Le journalisme à la Lucet doit disparaître au profit d’un travail sérieux fait par des journalistes moins en vue, mais dont le labeur n’est ni partiel, ni partial. Un monde dans lequel Emmanuel Duros ou Géraldine Woessner (Europe 1) naviguent, mais qui reste inaccessible pour les sensatio-journalistes.
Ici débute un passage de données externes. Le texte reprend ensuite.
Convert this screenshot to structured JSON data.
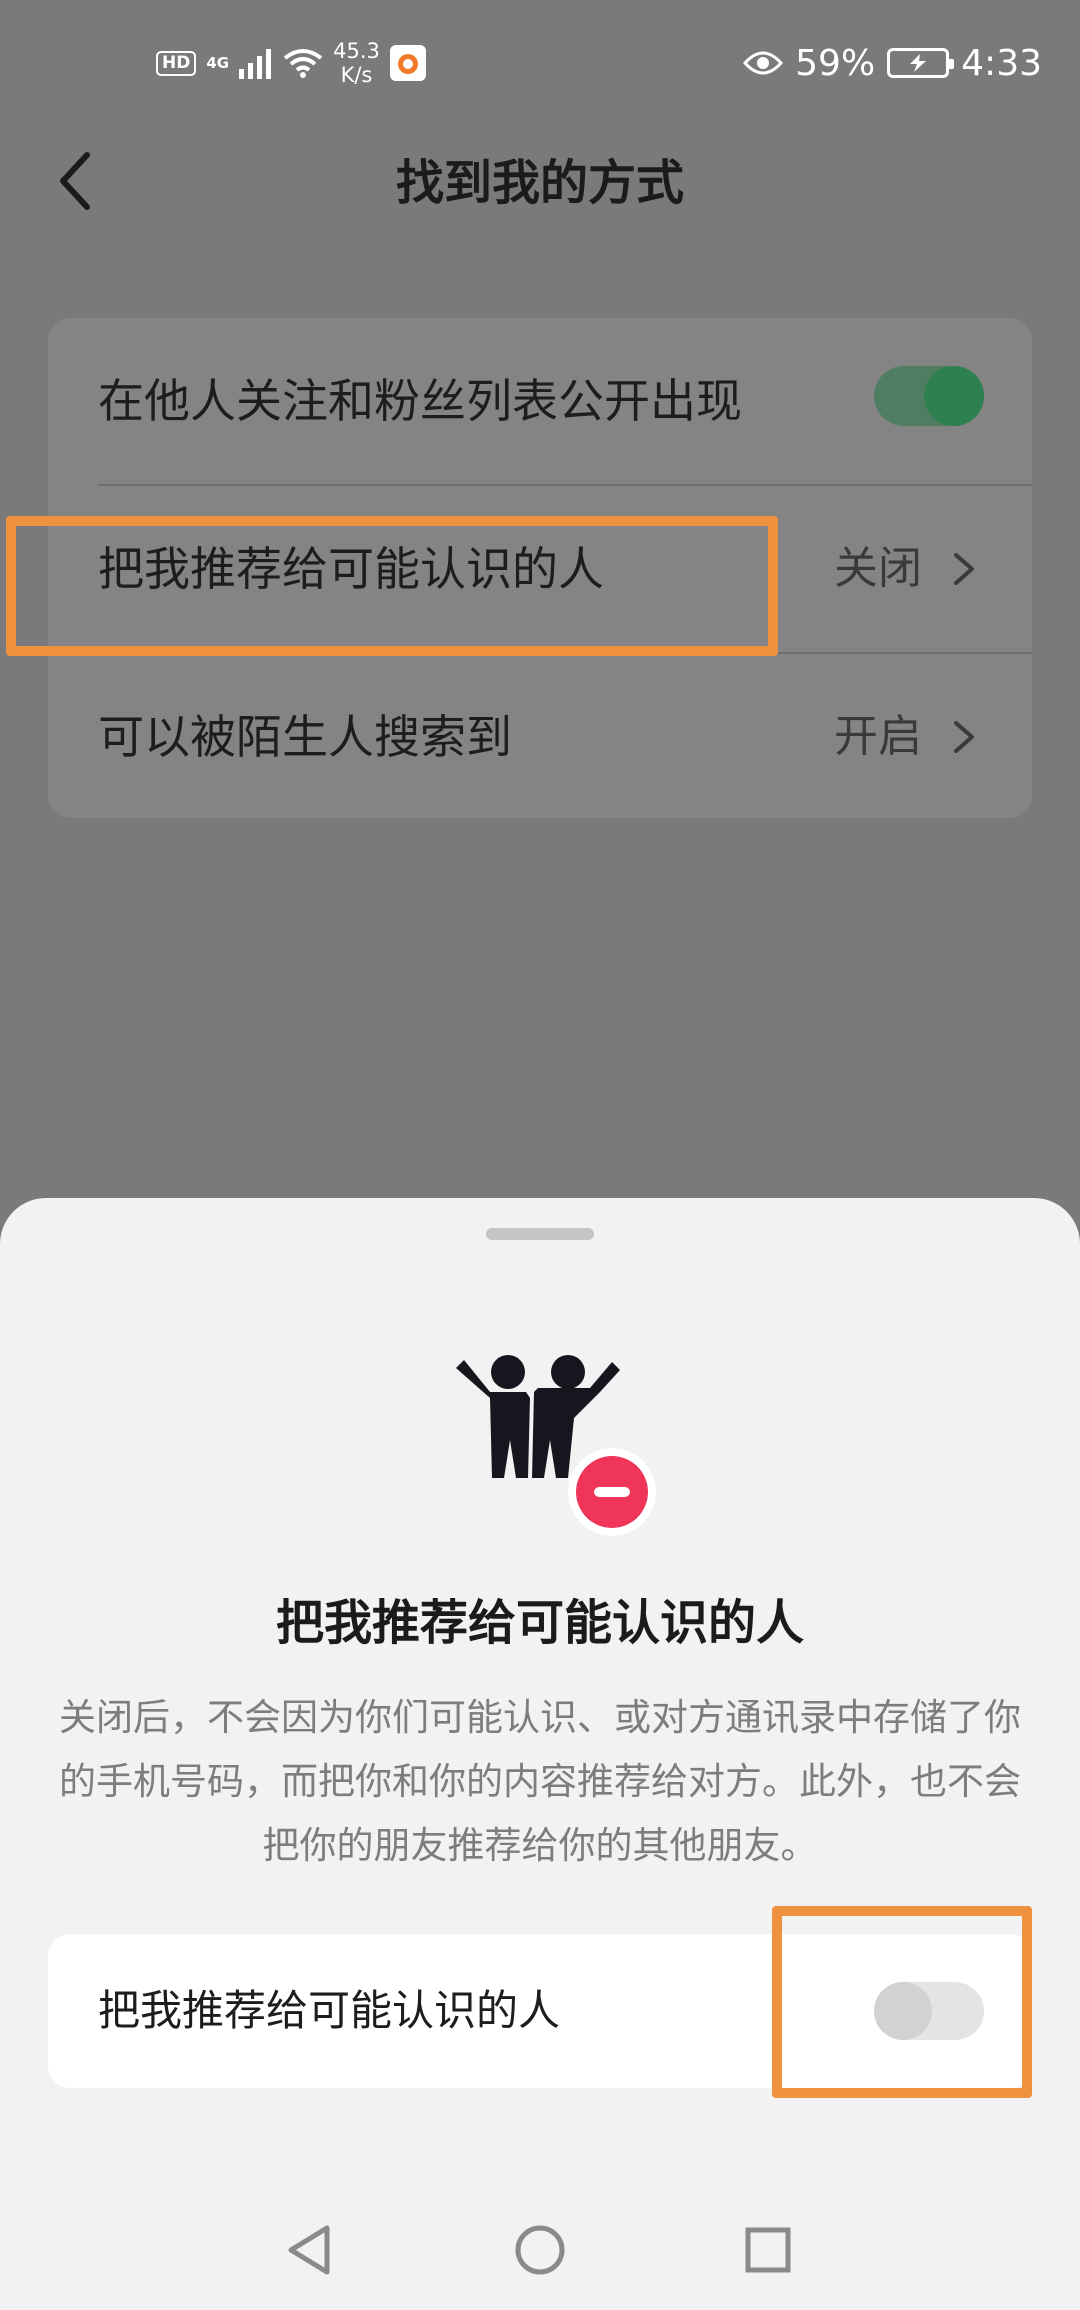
{
  "status_bar": {
    "hd": "HD",
    "network": "4G",
    "speed_value": "45.3",
    "speed_unit": "K/s",
    "battery": "59%",
    "time": "4:33",
    "icons": [
      "signal-icon",
      "wifi-icon",
      "app-notification-icon",
      "eye-icon",
      "battery-charging-icon"
    ]
  },
  "header": {
    "title": "找到我的方式",
    "back_icon": "chevron-left-icon"
  },
  "settings": {
    "rows": [
      {
        "label": "在他人关注和粉丝列表公开出现",
        "control": "toggle",
        "state": "on"
      },
      {
        "label": "把我推荐给可能认识的人",
        "value": "关闭"
      },
      {
        "label": "可以被陌生人搜索到",
        "value": "开启"
      }
    ]
  },
  "sheet": {
    "title": "把我推荐给可能认识的人",
    "description": "关闭后，不会因为你们可能认识、或对方通讯录中存储了你的手机号码，而把你和你的内容推荐给对方。此外，也不会把你的朋友推荐给你的其他朋友。",
    "illustration_icon": "friends-remove-icon",
    "toggle_label": "把我推荐给可能认识的人",
    "toggle_state": "off"
  },
  "colors": {
    "accent_green": "#2f8050",
    "highlight_orange": "#f0913f",
    "remove_red": "#f0355a"
  },
  "nav_bar": {
    "icons": [
      "nav-back-icon",
      "nav-home-icon",
      "nav-recents-icon"
    ]
  }
}
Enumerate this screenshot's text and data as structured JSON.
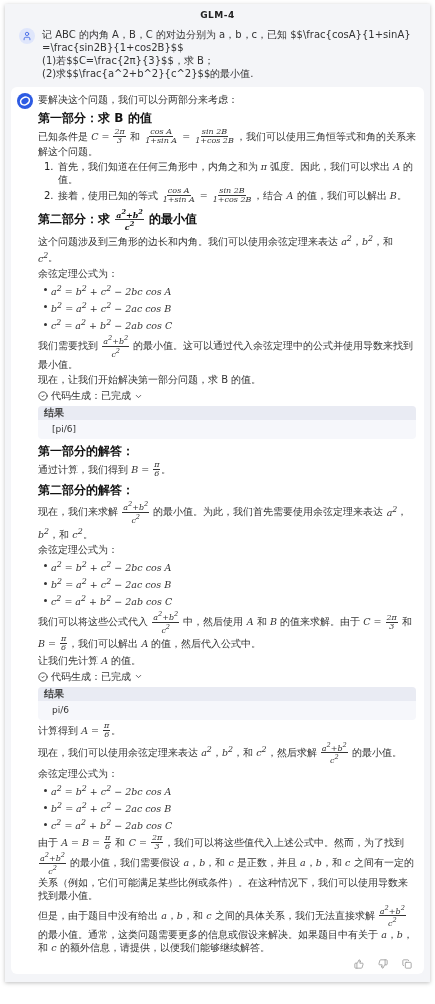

À quand un électrochoc qui redonnera à l’ensemble de la profession de journaliste le goût d’informer ?

Déjà 2 remarques sur cet article

  1. amazonia dit :

    ETRE JOURNALISTE ?
    ETRE ? OU NE PAS ETRE ? LIBRE DE PAROLE ET ACTION ?
    LORSQUE UN JOURNAL OU MEDIAS TV TOUCHENT
    DES SUBVENTIONS D’ETAT ?
    ETRE JUGE ET PARTI ? Ne dérange pas !
    grand foutage de gueule ! les AMIS DES AMIS ?
    pognon de dingue ++BOBOLAND ELITES DES LANGUES FOURCHUES = lavages de bouches souhaitables ! OUI .
    Avec =savon de Marseille + javel HONTE LES BAVEUX .

  2. Bluesun dit :

    Pour que le journalisme français soit sauvé, il faudrait avant tout que la France retrouve totale liberté d’expression.

    Cette phrase (de je ne sais plus qui) :

    “C’est à partir du moment où les opinions d’un journal se mettent à compter que le journal ne peut plus se permettre d’avoir une opinion.”

    Macron compte, les journaleux comptent dans le sens de Macron, (dictature sans obstacles oblige), quant aux français, ils comptent leurs dents….

    Le journal d’Elise Lucet, est une autre forme de la manipulation.

    Journaleux à la langue de bois, résonnent tous du même son de crécelle….

    amazonia avec raison parle de langue fourchue.
    Je rigole amazonia, Macron ; leur patron, n’a que venin en bouche.

    En même temps, entre réchauffement climatique l’été, et refroidissement climatique l’hiver, on ne peut pas dire que le peuple manque d’information…

    Entre deux, le printemps, et l’automne, pour l’un, les fleurs poussent, pour le second, les feuilles tombent…

    Pour le reste tout va bien…..
    Sauf, quand rien ne va plus, et que le tout va bien, se retrouve dans les rues.